3A.3A The Seventh Annual Flash Flood and Intense Rainfall Experiment. Part II: An Objective Overview of the Experimental Models and Ensembles Used in FFaIR 2019

Monday, 13 January 2020: 2:30 PM
252A (Boston Convention and Exhibition Center)
Benjamin Albright, Systems Research Group, Inc., College Park, MD; and S. Trojniak, M. Erickson, M. Klein, and J. A. Nelson

The 7th Annual Flash Flood and Intense Rainfall (FFaIR) Experiment was held at the Weather Prediction Center (WPC) Hydrometeorology Testbed (HMT) in College Park, MD over four weeks during the period from June 17 to July 19, 2019. The FFaIR Experiment brings together participants from across the weather enterprise to simulate a pseudo-operational environment in an effort to create experimental probabilistic forecasts and evaluate emerging models, tools, and datasets with the ultimate goal of improving flash flood forecasting.

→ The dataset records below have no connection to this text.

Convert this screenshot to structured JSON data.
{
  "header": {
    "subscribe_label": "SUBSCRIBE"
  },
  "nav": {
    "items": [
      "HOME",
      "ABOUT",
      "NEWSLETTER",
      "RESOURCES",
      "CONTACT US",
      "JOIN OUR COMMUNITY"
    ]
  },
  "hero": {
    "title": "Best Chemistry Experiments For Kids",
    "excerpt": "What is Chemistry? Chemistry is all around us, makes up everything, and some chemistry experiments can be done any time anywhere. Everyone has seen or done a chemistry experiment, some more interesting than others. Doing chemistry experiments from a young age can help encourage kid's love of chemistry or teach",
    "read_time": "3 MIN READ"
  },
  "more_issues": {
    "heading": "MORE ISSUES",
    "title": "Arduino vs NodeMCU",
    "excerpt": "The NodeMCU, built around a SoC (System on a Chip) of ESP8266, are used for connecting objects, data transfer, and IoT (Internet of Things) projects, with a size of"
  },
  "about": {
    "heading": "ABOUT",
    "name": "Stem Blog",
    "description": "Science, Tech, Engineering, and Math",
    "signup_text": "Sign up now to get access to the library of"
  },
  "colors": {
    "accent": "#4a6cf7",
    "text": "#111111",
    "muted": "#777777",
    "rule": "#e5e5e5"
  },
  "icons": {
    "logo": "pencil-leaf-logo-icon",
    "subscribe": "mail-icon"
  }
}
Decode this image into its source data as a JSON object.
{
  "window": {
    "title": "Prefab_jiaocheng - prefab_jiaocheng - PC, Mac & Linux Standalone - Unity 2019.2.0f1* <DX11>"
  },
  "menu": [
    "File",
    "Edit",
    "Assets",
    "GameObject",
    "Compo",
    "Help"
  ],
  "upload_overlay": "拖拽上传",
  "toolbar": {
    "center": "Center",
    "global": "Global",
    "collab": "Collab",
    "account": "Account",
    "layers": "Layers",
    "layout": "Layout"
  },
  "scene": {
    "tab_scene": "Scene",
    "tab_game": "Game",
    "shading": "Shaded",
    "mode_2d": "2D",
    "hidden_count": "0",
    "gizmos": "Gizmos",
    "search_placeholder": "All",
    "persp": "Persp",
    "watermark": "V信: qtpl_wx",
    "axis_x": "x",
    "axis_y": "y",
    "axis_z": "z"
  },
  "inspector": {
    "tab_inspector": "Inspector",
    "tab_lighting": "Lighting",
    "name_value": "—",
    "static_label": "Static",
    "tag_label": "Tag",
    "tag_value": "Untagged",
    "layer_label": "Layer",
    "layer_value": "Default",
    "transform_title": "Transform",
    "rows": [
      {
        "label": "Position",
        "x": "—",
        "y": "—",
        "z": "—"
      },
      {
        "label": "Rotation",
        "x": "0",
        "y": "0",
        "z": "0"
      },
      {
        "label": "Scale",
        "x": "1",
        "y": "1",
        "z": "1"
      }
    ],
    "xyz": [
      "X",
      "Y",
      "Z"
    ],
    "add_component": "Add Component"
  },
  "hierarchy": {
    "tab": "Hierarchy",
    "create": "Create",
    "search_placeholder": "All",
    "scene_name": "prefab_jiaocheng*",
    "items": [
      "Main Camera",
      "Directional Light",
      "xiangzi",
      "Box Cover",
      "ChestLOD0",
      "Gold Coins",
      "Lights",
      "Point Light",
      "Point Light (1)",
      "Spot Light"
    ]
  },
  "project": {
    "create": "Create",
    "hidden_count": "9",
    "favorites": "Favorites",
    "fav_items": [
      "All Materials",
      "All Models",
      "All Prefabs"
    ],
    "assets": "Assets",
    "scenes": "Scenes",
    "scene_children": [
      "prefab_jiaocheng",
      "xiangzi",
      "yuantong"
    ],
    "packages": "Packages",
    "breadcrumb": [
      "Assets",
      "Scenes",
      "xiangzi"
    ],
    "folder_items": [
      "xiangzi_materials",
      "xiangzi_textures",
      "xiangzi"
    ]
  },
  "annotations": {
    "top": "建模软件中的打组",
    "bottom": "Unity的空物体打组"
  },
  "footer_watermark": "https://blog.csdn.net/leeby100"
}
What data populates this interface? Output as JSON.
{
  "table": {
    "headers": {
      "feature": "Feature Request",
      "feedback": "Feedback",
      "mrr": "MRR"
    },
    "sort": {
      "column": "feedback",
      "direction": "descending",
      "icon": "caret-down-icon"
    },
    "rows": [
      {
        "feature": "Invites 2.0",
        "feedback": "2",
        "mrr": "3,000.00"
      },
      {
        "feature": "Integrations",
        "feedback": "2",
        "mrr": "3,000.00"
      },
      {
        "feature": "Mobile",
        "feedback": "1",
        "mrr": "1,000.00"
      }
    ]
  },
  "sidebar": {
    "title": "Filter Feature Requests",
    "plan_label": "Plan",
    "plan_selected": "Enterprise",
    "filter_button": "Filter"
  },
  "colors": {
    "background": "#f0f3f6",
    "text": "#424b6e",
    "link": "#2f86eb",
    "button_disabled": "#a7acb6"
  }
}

During the experiment, participants utilized the latest experimental deterministic convection allowing models (CAMs), most utilizing the Finite-Volume Cubed-Sphere Dynamical Core (FV3). A variety of convection allowing ensemble systems were also analyzed. Subjective and objective data were collected from evaluations and analysis of the experimental guidance and forecasts. A major theme for the 2019 FFaIR Experiment was to analyze the new FV3-based CAM deterministic models as well as the ensembles to produce probabilistic short range (6-24 hour) excessive rainfall forecasts.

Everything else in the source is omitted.